Deepening the KNUST-Leipzig Partnership
Parallel to the events, high-level discussions between KNUST and Leipzig University leadership resulted in commitments to significantly expand their academic partnership. This was discussed during a courtesy call by Professor Dr Utz Dornberger on the Vice Chancellor of KNUST on 04 November 2025. This partnership is going beyond the departmental or faculty level, partnering with Publishing Studies and the School of Business, and potentially expanding to a university partnership that includes Veterinary Medicine, Pharmacy, and Biosciences. The institutions are also exploring opportunities for a joint Erasmus+ grant application and considering implementing a double-degree MBA programme.
Professor Rita Akosua Dickson, Vice-Chancellor of KNUST, highlighted the university’s strategic focus on sustainability and innovation, calling for support in developing a proposed two-megawatt solar energy park and university entrepreneurship centre. “We are committed to training employers, not just employees,” she stated. The discussions also included formal recognition of Dr. Ralph Nyadu-Addo, Coordinator of ACCESS-Ghana, for his outstanding contributions to Ghana-Germany academic cooperation.
The success of the 2025 summer school and IN4IN conference demonstrates the power of sustained, partnership-based capacity-building approaches. As Professor Asamoah emphasised, “The challenge of youth unemployment and skill gaps cannot be solved by governments or universities alone.

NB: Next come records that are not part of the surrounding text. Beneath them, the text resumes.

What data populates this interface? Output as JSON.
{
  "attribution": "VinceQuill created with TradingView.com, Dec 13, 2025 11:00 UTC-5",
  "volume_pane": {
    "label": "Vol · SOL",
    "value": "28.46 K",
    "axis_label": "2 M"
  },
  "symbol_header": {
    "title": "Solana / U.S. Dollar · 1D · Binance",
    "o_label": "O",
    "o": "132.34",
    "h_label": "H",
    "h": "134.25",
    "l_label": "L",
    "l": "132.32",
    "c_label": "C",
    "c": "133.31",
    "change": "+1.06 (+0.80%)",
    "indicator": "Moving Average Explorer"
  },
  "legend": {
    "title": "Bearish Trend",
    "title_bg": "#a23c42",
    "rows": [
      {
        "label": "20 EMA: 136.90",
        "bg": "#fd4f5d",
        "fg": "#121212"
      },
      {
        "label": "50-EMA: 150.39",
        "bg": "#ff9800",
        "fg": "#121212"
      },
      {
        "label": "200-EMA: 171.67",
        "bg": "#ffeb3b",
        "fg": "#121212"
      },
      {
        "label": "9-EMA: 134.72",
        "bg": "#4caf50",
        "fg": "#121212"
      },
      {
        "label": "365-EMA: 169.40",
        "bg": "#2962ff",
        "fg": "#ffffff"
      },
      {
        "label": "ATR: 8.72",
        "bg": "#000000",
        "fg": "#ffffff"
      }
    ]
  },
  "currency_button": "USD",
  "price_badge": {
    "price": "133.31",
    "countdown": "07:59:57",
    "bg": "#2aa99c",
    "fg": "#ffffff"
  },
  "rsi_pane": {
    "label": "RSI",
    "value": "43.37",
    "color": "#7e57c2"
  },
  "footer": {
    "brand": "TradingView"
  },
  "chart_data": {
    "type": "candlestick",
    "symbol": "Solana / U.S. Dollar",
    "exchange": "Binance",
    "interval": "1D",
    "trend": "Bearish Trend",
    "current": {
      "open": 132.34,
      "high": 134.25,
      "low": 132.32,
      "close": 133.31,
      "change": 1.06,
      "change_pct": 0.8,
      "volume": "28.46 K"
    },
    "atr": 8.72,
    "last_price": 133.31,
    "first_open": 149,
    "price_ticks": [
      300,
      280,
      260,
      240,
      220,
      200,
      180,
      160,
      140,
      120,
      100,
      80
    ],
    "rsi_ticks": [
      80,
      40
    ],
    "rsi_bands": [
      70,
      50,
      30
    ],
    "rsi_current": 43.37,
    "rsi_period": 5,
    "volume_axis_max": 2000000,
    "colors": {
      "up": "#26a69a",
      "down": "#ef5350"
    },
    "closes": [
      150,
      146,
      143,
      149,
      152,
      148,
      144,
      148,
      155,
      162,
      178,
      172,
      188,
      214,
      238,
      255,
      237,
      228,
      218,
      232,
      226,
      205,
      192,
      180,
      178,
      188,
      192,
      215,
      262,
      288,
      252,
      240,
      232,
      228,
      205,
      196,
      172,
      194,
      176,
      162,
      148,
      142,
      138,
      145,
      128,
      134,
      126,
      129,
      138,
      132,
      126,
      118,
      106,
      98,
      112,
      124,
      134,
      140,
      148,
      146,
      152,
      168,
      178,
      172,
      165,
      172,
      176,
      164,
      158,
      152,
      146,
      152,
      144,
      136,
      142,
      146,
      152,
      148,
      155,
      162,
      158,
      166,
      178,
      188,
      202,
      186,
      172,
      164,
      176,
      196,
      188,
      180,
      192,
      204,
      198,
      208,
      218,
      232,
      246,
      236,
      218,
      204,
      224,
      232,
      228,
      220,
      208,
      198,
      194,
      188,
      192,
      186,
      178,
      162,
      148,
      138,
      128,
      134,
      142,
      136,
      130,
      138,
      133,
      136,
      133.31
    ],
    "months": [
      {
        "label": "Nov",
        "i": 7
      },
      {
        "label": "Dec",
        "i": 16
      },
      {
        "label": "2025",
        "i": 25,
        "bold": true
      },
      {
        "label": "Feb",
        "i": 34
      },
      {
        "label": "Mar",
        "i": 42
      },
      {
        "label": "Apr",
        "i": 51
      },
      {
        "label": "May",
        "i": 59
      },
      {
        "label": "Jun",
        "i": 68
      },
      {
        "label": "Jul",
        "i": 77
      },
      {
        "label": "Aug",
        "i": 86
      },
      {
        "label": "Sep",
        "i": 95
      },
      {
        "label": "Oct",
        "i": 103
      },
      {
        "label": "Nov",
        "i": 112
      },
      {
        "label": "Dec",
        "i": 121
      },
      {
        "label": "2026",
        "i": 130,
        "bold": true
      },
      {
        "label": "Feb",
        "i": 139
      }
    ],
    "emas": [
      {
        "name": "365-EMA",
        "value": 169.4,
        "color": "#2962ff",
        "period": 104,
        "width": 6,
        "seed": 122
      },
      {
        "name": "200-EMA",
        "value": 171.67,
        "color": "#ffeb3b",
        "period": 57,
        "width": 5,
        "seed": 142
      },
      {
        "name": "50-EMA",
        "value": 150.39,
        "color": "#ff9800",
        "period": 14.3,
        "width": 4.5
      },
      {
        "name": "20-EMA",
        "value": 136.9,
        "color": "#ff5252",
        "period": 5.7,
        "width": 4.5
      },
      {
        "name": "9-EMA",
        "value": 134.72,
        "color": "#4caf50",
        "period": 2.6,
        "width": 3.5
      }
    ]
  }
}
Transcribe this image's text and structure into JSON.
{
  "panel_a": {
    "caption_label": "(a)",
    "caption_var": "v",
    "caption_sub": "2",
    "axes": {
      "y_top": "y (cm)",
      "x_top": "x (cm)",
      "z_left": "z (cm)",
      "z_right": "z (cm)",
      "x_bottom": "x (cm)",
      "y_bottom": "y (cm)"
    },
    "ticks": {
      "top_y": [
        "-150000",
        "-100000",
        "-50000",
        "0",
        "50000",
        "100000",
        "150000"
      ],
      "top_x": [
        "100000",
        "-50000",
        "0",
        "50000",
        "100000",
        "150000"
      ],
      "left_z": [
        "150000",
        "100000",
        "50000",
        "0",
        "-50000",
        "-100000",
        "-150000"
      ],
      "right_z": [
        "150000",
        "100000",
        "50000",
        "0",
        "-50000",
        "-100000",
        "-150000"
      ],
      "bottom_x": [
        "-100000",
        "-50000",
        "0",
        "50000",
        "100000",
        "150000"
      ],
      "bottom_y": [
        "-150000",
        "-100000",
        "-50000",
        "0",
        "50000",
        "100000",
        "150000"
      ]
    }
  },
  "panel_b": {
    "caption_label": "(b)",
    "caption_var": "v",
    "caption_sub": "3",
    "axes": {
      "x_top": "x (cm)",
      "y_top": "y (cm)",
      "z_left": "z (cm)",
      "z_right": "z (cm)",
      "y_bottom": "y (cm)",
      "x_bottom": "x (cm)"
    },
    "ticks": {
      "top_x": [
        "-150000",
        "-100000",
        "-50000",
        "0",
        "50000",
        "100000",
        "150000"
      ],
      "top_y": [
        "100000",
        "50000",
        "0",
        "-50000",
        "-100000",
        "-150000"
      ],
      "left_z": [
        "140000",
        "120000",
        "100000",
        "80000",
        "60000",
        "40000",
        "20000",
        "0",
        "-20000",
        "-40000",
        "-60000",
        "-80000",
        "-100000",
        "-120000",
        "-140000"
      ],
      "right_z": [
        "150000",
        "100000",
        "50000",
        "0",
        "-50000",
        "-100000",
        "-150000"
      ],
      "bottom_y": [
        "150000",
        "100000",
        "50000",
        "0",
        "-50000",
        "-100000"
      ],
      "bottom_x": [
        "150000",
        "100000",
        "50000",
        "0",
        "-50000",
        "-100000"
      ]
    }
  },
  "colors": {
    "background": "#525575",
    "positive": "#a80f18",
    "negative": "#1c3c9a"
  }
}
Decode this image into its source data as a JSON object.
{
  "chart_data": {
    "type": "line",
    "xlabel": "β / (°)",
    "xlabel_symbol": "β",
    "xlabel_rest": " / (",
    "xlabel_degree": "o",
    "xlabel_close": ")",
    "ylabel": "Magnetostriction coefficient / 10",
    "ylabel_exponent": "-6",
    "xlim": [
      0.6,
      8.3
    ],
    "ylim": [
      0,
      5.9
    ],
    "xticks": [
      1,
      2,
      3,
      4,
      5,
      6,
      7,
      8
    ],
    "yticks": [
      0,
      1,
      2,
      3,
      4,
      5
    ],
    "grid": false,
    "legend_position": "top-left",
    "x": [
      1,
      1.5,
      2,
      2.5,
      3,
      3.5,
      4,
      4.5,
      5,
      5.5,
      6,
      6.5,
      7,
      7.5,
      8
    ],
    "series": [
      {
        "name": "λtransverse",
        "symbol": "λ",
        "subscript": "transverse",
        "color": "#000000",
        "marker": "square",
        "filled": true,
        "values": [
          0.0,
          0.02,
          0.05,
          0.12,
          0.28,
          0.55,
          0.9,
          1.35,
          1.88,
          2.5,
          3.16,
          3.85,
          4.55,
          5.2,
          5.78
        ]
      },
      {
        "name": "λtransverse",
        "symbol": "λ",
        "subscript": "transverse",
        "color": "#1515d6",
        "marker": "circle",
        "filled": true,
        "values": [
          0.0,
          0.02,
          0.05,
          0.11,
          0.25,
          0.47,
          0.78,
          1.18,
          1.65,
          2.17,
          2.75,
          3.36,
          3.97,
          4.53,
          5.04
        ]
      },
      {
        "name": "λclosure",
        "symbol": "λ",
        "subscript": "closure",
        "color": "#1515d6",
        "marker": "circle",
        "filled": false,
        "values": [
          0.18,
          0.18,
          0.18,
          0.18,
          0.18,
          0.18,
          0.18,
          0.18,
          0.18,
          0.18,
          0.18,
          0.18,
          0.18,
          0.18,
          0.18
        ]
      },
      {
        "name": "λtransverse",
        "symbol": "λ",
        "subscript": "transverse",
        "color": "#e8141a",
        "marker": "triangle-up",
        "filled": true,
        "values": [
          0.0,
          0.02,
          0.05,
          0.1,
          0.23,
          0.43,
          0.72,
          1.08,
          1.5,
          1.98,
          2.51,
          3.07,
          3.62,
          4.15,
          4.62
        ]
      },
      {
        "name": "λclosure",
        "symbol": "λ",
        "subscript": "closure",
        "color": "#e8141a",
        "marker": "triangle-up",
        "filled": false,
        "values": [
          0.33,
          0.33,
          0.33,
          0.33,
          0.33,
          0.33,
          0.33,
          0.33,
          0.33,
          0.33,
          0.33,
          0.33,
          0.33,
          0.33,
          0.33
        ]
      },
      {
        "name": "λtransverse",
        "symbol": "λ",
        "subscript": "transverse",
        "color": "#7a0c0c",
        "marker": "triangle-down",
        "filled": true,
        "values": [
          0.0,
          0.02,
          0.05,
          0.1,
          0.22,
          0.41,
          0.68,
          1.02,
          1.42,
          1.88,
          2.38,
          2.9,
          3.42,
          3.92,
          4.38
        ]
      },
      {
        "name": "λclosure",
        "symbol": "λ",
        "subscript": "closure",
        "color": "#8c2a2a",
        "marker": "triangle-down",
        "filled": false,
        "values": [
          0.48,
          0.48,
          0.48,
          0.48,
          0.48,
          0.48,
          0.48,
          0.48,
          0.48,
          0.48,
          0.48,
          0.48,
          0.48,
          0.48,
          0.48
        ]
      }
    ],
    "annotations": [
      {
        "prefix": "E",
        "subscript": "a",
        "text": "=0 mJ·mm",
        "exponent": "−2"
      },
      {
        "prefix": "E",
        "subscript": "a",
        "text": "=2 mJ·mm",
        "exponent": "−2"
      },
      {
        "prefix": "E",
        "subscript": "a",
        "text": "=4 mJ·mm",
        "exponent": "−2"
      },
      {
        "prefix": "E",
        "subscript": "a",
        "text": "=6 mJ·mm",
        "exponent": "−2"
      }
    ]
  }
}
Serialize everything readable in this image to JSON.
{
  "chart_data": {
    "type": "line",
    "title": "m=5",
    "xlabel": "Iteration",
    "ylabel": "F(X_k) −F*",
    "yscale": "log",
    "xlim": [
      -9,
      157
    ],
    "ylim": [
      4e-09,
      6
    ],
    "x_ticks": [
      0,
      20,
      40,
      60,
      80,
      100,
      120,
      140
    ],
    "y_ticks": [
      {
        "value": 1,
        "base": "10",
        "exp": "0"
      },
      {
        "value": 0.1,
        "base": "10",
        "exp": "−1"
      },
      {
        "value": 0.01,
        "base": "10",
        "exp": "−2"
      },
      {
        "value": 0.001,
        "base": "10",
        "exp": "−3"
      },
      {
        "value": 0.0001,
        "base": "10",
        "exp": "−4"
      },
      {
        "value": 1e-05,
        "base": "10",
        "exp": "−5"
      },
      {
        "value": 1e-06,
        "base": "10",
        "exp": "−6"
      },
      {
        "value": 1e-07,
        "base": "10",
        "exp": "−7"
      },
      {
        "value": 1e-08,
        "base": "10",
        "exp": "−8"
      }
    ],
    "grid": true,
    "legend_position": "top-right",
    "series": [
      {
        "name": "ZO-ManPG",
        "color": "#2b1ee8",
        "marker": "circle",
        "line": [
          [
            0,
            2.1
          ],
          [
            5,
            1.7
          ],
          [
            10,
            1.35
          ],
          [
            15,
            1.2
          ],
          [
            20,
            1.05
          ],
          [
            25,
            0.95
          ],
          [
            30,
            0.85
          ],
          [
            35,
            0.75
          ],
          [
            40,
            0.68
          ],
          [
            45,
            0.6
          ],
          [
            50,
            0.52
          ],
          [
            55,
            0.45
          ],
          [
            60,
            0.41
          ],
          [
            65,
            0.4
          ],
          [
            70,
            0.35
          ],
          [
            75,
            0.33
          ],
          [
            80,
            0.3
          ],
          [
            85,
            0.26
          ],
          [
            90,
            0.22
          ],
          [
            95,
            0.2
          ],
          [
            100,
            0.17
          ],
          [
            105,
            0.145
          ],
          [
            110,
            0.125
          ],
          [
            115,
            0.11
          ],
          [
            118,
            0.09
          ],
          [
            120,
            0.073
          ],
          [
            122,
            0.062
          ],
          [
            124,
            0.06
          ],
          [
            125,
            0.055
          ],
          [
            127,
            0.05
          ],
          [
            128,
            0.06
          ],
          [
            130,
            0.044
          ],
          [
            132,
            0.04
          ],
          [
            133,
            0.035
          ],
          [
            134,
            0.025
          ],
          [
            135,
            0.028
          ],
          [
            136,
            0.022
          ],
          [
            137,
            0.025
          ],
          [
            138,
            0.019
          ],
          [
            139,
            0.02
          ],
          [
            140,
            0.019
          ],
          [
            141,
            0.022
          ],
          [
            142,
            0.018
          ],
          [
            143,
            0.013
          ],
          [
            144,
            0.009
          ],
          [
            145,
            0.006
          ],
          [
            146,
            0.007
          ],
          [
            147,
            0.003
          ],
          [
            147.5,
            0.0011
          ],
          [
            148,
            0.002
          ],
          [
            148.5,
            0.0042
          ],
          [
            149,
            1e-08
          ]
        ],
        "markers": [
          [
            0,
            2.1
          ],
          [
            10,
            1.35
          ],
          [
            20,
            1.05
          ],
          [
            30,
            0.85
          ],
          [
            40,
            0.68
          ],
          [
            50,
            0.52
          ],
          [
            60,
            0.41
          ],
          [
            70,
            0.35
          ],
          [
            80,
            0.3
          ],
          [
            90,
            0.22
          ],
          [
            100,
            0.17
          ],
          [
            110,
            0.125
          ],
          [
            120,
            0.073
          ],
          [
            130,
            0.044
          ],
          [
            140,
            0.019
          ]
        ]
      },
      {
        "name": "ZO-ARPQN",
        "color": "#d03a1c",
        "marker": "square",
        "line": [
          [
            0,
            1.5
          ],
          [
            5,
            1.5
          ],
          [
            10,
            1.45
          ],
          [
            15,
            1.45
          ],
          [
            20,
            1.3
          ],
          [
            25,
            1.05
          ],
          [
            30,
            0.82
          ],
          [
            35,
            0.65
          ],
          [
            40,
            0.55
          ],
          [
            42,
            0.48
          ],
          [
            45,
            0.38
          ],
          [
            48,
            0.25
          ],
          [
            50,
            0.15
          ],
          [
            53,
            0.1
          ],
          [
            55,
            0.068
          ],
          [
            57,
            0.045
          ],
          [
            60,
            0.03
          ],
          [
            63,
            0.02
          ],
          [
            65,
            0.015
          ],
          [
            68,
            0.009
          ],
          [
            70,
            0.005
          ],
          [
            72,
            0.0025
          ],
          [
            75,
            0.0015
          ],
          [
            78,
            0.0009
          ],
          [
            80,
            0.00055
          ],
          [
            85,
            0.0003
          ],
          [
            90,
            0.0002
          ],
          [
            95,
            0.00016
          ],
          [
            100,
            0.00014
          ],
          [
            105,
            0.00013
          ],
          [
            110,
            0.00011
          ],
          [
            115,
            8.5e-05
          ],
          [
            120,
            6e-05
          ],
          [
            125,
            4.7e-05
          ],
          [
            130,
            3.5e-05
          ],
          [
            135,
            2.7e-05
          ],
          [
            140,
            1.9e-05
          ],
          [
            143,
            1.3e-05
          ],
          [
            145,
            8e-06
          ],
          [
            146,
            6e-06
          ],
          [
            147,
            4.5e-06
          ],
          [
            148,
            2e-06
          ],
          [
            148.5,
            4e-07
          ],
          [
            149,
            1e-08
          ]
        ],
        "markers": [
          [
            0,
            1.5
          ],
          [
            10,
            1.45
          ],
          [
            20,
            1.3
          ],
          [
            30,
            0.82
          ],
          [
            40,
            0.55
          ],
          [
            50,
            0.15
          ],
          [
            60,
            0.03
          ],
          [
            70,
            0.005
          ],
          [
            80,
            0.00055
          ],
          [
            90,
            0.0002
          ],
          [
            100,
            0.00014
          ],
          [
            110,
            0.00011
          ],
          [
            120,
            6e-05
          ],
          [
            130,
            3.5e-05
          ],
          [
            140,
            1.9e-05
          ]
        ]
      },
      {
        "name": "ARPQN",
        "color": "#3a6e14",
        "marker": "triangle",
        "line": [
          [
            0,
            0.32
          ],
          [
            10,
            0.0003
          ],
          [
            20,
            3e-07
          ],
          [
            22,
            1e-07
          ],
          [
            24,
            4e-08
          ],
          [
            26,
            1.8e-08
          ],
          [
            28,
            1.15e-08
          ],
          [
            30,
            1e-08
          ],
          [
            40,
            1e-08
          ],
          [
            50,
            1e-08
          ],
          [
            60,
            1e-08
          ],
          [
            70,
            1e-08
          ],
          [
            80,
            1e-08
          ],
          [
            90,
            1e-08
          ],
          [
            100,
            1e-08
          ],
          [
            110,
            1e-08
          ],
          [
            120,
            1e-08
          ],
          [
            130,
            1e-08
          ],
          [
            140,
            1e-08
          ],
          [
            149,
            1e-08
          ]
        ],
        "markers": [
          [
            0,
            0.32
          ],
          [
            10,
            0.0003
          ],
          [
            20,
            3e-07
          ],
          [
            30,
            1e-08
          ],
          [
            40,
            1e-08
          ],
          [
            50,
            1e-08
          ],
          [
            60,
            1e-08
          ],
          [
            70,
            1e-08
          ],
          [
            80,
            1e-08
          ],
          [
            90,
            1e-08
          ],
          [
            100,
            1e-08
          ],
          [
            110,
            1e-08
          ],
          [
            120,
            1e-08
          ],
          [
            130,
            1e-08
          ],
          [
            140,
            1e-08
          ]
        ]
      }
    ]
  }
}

It requires a collective effort, a new social compact that brings together education, industry, and communities.” The events in Kumasi exemplified how African and European universities, industry partners, and development organisations can work together to develop the collaborative, innovative solutions that Africa urgently needs.
The ACCESS project, funded by the German Academic Exchange Service (DAAD) under the EXCEED Initiative supported by the Federal Ministry for Economic Cooperation and Development (BMZ), operates across seven African universities with a comprehensive approach encompassing employability research, digital skills development, entrepreneurship training, and career support services support to bridge the gap between higher education and labour market demands in Africa.